Flags: The base case assumes 120 live stores by Y3 exit even though centralized same-day fresh decision authority is still a core validation risk. · Gross margin staying at 70% may prove optimistic if early chains require more custom data cleanup or services-heavy onboarding than planned. · CAC looks attractive only because the model assumes land-and-expand into about 8 stores per initial chain rollout; smaller rollouts would weaken payback materially. · Revenue remains concentrated in a small number of grocery chains, so one delayed expansion can move Y3 results meaningfully.
Section
Top risks
Weak data quality. Independent grocers may still have inconsistent item masters, spoilage logging, or store-level execution data that weakens recommendation quality. Mitigation: Start with chains that already run modern POS and inventory systems, and build an onboarding layer that flags data gaps before automation goes live.

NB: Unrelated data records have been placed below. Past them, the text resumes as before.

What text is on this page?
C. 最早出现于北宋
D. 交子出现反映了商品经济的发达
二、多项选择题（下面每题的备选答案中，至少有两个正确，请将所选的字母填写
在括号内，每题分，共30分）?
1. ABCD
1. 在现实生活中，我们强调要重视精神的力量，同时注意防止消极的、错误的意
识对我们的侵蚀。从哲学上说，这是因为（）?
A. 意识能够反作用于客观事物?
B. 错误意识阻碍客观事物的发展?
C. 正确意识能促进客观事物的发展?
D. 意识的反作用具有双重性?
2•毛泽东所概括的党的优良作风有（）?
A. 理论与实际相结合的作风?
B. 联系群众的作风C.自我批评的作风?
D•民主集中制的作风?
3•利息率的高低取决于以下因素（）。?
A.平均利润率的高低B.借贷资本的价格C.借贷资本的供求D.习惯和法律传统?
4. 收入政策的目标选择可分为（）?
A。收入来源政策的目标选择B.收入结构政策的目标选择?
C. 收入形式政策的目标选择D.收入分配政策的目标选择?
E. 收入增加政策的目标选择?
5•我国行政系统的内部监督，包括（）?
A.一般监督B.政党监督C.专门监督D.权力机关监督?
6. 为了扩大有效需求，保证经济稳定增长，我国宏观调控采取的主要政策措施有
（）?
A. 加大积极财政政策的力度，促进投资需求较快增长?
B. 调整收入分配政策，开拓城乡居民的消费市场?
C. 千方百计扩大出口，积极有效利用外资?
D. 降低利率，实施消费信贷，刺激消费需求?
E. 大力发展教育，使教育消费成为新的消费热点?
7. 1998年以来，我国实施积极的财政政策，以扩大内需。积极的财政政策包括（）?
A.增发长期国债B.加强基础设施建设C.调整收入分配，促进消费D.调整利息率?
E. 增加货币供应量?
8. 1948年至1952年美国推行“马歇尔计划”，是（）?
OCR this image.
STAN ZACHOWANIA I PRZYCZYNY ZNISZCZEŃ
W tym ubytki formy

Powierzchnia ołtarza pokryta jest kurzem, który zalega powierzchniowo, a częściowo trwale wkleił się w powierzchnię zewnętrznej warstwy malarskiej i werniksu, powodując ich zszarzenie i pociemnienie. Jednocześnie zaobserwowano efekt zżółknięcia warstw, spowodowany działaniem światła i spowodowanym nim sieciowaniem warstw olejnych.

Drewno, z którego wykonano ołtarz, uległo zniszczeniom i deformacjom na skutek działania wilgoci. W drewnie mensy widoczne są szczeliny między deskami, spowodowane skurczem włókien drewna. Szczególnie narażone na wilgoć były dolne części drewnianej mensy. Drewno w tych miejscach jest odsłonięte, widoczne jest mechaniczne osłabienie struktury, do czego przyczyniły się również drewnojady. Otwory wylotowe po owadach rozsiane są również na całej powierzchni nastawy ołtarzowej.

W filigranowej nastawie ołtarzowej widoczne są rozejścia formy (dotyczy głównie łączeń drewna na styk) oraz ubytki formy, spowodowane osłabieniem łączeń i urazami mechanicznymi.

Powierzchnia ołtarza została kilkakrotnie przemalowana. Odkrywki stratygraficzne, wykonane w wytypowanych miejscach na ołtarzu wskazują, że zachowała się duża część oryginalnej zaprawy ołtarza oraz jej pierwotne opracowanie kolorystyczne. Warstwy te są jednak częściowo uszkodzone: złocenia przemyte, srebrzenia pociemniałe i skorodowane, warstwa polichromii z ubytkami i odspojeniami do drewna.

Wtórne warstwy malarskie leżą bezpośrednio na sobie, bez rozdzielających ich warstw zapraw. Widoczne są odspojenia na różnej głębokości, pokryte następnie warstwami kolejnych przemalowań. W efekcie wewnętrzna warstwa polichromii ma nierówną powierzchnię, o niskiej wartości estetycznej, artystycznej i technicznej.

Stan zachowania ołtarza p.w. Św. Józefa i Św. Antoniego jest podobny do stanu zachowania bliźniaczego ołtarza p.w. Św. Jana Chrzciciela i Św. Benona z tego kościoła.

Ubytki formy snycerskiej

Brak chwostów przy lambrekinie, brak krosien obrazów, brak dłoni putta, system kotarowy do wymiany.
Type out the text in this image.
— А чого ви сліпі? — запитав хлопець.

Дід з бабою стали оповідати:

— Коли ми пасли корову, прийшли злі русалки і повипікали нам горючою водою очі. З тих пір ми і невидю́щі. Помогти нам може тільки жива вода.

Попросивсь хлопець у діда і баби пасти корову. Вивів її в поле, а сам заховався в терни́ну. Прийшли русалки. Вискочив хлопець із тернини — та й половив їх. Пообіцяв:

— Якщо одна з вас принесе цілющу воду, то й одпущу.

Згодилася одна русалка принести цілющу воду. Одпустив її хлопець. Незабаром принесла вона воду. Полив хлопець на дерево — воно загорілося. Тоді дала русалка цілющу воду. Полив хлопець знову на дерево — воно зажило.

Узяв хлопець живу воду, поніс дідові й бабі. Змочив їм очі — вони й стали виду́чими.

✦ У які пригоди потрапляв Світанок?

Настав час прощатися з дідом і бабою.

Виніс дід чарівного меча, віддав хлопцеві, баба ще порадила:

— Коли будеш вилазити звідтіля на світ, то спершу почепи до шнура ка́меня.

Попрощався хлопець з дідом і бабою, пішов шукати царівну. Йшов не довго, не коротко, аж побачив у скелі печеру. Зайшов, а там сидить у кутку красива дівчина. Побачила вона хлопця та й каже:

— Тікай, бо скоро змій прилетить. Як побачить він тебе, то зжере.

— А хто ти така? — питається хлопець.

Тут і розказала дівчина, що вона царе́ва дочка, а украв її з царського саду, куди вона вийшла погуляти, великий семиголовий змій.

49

Store-level adoption failure. Department managers may ignore recommendations if they feel the system overrides local judgment or adds workflow friction. Mitigation: Launch with manager-in-the-loop approvals, show department-level ROI quickly, and reward adoption with simple mobile execution workflows.
Platform dependency. A grocery OS vendor could expand into this workflow once it sees customer demand and usage patterns. Mitigation: Move fast to build cross-platform integrations, own the highest-value perishables dataset, and partner with multiple software stacks instead of depending on one.